We can consider Merkle-Damgard(MD) based hash functions like MD4, MD5, SHA-1, SHA-256, SHA-512, and derivatives as a rotated block cipher, where the key is the message and the input is the previous state.
A bit more formally, for SHA-1, there is a block cipher, named SHACAL, that takes a 512-bit key and 160-bit block as the input. Then the MD construction uses this block cipher in an iterated mode where the initial values are fixed.
We can also consider this internal block cipher a compression function;
$$c:\{1,0\}^{160}\times\{1,0\}^{512} \to\{1,0\}^{160}$$ As you can see the naming is quite clear, the input space is larger than the output space. Therefore one cannot figure out the actual input message (here the key) without some external knowledge since some of the information is lost.

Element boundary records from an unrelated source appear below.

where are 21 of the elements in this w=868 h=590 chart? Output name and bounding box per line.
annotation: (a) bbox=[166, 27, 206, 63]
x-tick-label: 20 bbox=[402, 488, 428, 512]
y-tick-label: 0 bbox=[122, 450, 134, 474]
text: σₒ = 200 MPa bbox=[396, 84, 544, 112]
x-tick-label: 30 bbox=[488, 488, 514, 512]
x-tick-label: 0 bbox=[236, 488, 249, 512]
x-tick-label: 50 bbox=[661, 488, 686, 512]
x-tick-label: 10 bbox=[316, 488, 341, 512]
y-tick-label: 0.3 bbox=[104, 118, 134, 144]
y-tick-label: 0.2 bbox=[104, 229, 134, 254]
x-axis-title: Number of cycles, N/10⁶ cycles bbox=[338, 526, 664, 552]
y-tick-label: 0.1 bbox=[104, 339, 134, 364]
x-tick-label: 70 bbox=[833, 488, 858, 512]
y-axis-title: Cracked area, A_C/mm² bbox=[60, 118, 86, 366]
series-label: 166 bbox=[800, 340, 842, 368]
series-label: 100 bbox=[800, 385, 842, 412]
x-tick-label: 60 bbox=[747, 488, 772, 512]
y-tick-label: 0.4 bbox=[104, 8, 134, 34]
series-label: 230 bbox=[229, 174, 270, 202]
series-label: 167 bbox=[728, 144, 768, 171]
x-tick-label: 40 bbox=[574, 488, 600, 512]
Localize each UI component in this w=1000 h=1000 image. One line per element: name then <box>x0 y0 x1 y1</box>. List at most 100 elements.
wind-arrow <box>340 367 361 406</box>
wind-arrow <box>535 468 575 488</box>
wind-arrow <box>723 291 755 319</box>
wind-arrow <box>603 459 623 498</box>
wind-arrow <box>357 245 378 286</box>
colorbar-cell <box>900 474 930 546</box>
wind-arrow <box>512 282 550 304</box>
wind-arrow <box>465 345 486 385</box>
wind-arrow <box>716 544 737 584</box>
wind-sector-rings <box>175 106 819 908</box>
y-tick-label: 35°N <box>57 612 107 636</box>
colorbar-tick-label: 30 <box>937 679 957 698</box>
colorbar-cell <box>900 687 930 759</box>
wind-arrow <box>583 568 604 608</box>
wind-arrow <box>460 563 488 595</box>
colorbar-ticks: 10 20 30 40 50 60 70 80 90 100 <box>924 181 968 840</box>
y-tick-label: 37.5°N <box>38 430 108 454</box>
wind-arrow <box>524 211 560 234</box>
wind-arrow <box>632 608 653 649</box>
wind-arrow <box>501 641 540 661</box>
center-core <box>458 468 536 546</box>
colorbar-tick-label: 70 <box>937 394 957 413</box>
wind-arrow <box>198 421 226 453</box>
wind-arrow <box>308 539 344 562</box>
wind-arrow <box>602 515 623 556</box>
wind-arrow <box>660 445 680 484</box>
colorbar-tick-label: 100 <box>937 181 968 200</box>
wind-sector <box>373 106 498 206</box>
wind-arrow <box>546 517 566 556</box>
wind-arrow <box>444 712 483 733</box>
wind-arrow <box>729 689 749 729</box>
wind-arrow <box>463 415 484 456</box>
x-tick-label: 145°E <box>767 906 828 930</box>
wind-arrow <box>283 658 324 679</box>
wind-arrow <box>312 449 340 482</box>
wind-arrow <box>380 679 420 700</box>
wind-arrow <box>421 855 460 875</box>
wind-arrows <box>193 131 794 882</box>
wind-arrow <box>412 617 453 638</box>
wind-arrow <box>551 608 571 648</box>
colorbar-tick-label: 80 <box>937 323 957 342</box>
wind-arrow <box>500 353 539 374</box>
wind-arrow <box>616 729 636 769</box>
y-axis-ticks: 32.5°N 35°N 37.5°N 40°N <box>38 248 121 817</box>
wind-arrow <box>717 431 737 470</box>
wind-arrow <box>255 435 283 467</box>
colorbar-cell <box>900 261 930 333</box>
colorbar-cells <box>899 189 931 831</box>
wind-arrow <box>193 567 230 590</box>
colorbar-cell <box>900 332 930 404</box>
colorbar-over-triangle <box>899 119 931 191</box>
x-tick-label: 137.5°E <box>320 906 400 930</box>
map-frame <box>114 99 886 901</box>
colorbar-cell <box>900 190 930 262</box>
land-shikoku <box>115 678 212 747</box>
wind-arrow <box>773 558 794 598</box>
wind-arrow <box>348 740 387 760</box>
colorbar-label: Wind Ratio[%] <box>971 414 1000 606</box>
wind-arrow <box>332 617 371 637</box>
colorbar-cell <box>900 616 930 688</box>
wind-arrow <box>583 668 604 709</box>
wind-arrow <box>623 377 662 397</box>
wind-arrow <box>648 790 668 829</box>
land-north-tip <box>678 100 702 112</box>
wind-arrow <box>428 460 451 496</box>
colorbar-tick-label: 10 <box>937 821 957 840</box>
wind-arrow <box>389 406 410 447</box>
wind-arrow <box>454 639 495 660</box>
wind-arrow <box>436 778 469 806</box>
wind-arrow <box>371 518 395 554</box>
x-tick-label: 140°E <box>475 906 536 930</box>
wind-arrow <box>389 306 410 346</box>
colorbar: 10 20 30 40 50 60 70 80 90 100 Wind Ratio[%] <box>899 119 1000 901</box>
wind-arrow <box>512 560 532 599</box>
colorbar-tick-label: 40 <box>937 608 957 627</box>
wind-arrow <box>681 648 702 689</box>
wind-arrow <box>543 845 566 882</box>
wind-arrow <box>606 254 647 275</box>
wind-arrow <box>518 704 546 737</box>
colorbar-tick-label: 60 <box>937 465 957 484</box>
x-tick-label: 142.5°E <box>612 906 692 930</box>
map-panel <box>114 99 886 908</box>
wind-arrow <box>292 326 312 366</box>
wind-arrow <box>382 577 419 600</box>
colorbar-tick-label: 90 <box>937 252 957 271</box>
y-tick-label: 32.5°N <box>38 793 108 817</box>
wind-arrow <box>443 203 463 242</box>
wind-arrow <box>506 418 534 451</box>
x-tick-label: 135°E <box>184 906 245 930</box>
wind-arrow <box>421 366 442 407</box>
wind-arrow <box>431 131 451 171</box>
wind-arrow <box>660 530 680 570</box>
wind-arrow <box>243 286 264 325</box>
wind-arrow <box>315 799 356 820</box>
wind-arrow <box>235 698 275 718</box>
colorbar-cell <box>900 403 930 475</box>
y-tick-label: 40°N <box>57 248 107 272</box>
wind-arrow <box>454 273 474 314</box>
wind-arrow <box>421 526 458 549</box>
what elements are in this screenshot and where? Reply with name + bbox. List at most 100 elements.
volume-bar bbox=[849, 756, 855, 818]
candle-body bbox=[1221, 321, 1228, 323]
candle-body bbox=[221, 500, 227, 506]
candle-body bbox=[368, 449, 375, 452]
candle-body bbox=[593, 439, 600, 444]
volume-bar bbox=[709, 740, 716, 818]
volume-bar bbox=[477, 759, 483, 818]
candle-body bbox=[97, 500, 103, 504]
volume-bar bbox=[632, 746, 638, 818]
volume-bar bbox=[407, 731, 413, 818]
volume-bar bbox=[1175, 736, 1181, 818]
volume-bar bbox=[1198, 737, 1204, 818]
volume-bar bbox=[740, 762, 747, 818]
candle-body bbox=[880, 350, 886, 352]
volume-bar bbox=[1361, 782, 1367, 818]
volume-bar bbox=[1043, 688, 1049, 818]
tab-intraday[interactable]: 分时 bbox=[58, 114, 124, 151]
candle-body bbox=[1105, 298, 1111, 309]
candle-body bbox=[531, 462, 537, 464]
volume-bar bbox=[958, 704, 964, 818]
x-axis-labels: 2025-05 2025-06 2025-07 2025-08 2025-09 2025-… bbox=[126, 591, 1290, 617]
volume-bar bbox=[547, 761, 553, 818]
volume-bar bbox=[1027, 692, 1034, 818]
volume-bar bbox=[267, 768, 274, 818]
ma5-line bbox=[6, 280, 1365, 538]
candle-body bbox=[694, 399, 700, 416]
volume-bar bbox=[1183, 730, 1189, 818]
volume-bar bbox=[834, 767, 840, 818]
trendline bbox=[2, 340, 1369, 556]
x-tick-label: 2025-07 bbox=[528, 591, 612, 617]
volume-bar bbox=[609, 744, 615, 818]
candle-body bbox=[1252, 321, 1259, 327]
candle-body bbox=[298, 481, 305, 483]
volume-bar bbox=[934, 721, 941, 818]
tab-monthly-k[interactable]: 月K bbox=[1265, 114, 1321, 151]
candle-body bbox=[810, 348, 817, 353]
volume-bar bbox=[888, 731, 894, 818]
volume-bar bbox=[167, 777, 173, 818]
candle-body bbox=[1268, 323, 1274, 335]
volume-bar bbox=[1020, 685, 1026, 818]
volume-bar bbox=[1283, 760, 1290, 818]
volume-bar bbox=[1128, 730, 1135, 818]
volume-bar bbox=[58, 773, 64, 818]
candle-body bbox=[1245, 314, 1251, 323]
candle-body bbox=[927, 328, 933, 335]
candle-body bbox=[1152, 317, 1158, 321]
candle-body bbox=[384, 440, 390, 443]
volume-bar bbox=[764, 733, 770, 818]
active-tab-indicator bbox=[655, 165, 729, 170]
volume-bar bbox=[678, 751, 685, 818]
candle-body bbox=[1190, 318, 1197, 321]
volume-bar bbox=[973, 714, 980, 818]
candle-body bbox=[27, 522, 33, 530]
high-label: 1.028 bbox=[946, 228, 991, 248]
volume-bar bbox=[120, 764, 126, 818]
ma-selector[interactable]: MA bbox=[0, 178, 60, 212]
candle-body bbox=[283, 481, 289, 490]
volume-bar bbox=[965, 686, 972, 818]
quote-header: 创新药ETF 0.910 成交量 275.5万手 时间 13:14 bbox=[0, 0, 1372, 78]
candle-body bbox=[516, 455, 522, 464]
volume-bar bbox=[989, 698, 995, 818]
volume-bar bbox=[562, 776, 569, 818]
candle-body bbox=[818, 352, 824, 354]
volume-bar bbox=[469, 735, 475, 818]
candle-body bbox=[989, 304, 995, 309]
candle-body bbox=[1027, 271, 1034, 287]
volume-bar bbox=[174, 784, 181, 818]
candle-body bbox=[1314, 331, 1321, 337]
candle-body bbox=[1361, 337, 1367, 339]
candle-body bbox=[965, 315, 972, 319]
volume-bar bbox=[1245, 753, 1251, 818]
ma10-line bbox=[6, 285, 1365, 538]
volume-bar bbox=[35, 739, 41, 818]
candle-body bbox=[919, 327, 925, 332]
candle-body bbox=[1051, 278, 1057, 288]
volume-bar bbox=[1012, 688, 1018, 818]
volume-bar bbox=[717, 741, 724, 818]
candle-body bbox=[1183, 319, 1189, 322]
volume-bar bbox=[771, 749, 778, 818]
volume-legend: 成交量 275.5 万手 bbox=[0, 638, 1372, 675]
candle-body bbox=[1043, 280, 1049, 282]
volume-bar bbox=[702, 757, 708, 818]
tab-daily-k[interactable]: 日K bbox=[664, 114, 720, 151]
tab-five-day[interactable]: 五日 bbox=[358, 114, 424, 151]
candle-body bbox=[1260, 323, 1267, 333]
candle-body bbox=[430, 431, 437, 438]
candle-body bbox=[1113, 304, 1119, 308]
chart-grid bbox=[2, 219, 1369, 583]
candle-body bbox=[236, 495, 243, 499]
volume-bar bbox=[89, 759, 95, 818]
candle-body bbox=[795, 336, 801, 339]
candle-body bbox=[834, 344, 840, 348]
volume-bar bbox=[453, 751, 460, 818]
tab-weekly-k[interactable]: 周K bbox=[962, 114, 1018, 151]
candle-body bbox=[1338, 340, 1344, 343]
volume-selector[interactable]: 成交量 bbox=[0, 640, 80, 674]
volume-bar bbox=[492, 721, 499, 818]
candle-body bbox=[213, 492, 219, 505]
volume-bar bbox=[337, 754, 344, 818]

Also from the hash functions, we also require that
- Bit dependency: each bit of the output is dependent on every bit of input.
- Avalanching: a single bit change in the input must change ≈ half of the bits randomly.
- Non-linearity: prevent from attacking linear systems solving techniques.
- What makes it hard to "back-calculate"?
Consider the last iteration of the internal block cipher for the hash calculation, then given a hash value, and even if the other 160-bit input, you have to find the 512-bit. In other words, you need to break the block cipher. Obviously, you cannot go for the search 512-bit. Even you find some weakness, your problem will be the compression. The compression is not simply a trimming, it requires arithmetic decisions that must be considered carefully. So in short, the non-linearity and compression.
This is also known as the pre-image attack
- given a hash value $h$ find a message $m$ such that $h=\operatorname{Hash}(m)$
and requires $\mathcal{O}(2^n)$ for n-bit output hash functions.
- What about those steps make it collision resistant?
In collision resistance, it should be hard to find two distinct message $m$ and $m'$ such that $\operatorname{Hash}(m) = \operatorname{Hash}(m)$ for computationally bounded adversaries.
Hash collisions are inevitable due to the pigeonhole principle. With Birthday Paradox, we will find a collision with 50% after $\sqrt{n}$ tries. Classical collision attack has $\mathcal{O}(2^{n/2})$ complexity.
Therefore, one of the necessary conditions is the output size, bit dependency, avalanching, and non-linearity are some of the other necessary conditions. We can say there is no sufficient condition since there is no limit on the attack types.
And, it turns out that SHA-1 has identical-prefix collision attack
- Why is the process...what it is? Why not some other "random mathematical operations"?
Cryptographic constructions do not rely on random processes or selection. We need to evaluate the provided security. We need to analyze the construction according to security requirements. And, the reverse has already shown by examples.
For example; after years of debate on NSA's modification on DES S-Boxes, with carefully crafted researches by Coppersmith we know that we cannot make the DES more secure by choosing the S-boxes, actually, it will become less secure or broken.
“One-Wayness” of SHA 1
A small note for this one;
We know that if there is a one-way function then $\mathcal{P}\neq \mathcal{NP}$. So, the researchers either fail to show one yet or it doesn't exist at all.